Étape 10 : auditer chaque livrable sur 6 critères
Avant de livrer, cochez : grille respectée, hiérarchie 3 niveaux, contraste WCAG AA, palette à 5 couleurs max, 2 polices, espace blanc suffisant. Six cases en 2 minutes. Cette discipline élimine 80 % des allers-retours client.
La composition visuelle se construit projet après projet. À 30 livrables audités selon cette grille, vos automatismes sont calibrés et vos maquettes passent du premier coup.
Étape 11 : adapter la composition aux écrans mobiles dominants
En Afrique de l’Ouest, plus de 80 % du trafic web vient du téléphone. Concevez en mobile-first : maquettez d’abord la version 375 px, puis adaptez vers le desktop.
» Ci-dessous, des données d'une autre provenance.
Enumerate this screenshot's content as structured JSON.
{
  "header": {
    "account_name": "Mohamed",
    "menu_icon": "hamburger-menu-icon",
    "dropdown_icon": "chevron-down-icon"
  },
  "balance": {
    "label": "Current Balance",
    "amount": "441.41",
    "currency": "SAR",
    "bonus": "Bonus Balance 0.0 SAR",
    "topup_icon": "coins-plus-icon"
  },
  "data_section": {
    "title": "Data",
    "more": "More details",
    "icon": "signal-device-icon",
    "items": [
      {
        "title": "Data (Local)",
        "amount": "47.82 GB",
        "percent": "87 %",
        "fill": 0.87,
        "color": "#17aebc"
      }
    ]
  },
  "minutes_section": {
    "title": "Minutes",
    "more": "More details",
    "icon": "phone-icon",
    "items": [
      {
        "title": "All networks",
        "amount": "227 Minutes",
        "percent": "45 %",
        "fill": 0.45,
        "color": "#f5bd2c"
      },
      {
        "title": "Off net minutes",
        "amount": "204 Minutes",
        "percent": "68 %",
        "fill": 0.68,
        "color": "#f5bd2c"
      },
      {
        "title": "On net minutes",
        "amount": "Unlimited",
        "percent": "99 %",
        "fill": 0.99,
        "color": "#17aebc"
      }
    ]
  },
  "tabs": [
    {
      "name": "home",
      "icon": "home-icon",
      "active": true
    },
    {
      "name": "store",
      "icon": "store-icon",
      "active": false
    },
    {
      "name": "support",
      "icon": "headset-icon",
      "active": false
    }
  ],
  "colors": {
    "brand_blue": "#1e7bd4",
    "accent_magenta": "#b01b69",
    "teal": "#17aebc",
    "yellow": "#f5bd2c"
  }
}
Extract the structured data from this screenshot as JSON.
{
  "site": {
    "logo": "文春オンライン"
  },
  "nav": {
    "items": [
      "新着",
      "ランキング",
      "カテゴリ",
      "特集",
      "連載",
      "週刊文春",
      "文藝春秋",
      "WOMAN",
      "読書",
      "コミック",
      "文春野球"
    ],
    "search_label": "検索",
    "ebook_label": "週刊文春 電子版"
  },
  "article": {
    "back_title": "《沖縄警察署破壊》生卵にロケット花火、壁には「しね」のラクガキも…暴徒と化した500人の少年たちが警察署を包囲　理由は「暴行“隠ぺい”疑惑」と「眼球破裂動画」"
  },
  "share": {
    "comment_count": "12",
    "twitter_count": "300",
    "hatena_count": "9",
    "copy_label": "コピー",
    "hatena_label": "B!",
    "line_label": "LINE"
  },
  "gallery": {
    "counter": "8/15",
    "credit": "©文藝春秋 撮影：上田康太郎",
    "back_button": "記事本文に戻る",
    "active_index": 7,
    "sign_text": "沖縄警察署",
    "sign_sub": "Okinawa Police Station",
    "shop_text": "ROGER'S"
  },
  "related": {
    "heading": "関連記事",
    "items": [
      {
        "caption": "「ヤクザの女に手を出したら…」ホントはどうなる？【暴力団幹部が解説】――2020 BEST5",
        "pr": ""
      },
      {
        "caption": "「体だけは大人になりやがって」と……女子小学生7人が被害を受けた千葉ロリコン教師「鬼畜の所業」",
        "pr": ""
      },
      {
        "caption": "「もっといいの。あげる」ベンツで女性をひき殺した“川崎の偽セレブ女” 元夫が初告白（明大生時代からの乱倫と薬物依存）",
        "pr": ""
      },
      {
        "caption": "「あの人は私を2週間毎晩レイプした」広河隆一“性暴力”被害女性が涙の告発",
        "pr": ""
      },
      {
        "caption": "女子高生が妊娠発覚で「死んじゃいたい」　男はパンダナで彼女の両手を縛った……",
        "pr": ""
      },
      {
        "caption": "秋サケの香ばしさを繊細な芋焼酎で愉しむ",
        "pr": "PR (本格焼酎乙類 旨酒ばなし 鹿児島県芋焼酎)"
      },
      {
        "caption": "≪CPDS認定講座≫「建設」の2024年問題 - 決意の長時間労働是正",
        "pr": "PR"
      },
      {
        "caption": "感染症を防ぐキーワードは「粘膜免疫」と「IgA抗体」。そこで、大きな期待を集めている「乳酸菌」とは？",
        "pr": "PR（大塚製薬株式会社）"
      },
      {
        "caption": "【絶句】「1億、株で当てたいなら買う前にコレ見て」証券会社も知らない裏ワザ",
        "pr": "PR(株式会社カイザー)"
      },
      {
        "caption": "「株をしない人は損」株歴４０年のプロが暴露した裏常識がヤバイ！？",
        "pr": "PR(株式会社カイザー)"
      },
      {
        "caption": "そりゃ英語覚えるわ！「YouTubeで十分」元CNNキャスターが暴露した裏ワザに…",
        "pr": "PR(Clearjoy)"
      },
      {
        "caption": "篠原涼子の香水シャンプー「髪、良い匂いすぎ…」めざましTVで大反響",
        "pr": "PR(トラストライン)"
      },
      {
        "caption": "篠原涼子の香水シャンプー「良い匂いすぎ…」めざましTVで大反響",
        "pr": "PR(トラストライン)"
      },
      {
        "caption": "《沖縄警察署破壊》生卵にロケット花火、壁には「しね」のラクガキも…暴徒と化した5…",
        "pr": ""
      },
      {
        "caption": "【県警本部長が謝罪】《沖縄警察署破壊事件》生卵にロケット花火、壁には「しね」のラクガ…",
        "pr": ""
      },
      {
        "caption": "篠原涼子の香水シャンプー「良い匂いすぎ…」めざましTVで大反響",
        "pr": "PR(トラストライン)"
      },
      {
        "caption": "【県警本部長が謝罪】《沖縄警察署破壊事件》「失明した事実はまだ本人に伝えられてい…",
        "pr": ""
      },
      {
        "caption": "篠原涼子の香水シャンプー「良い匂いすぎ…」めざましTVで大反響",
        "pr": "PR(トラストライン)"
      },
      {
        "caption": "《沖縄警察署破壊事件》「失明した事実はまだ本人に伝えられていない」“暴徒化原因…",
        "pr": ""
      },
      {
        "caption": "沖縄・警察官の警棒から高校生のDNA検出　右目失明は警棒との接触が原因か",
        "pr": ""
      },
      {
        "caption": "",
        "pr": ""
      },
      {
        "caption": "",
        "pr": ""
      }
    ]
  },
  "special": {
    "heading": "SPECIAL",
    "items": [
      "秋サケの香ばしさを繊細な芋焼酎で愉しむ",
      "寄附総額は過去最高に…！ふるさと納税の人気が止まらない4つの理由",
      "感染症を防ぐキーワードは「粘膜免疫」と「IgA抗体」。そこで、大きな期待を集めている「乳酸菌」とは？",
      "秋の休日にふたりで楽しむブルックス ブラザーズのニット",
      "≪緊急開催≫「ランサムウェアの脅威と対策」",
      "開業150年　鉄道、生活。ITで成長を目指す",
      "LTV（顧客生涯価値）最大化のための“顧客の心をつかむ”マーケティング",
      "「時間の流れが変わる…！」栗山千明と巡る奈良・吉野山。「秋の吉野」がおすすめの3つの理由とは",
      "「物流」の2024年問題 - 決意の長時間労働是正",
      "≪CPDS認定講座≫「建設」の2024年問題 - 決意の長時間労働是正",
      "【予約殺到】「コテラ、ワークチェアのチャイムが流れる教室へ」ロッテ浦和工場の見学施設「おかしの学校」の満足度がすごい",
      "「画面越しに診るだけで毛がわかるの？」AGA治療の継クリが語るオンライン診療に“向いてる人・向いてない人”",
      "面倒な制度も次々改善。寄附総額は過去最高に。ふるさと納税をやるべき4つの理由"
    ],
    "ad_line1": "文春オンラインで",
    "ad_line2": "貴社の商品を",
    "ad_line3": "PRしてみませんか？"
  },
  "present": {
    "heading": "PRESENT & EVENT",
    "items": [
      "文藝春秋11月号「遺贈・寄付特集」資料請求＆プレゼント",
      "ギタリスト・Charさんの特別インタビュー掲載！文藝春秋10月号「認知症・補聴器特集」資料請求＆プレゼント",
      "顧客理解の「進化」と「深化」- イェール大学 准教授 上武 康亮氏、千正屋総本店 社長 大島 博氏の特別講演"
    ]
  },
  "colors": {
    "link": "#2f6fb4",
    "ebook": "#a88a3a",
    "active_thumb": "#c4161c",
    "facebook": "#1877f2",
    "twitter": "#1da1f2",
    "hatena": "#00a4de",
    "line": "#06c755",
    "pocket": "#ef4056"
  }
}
L’inverse oblige à élaguer brutalement et casse la hiérarchie.
Sur mobile, augmentez la taille du corps de texte à 16 px minimum, espacez les zones cliquables d’au moins 44 px (recommandation Apple Human Interface Guidelines). Un bouton de 30 px reçoit 3 fois plus de clics ratés sur un écran tenu en marche.
Étape 12 : valider auprès d’un utilisateur réel avant livraison
Montrez la maquette à 3 personnes hors de votre métier (un commerçant, un étudiant, un parent). Demandez-leur de citer en 5 secondes l’action principale attendue. Si 2 sur 3 hésitent, la hiérarchie n’est pas claire et la composition doit être retravaillée avant la mise en production.
Ce test à 0 FCFA évite des coûts de refonte qui peuvent atteindre 200 000 à 500 000 FCFA après lancement. Il devrait être systématique sur chaque livrable significatif.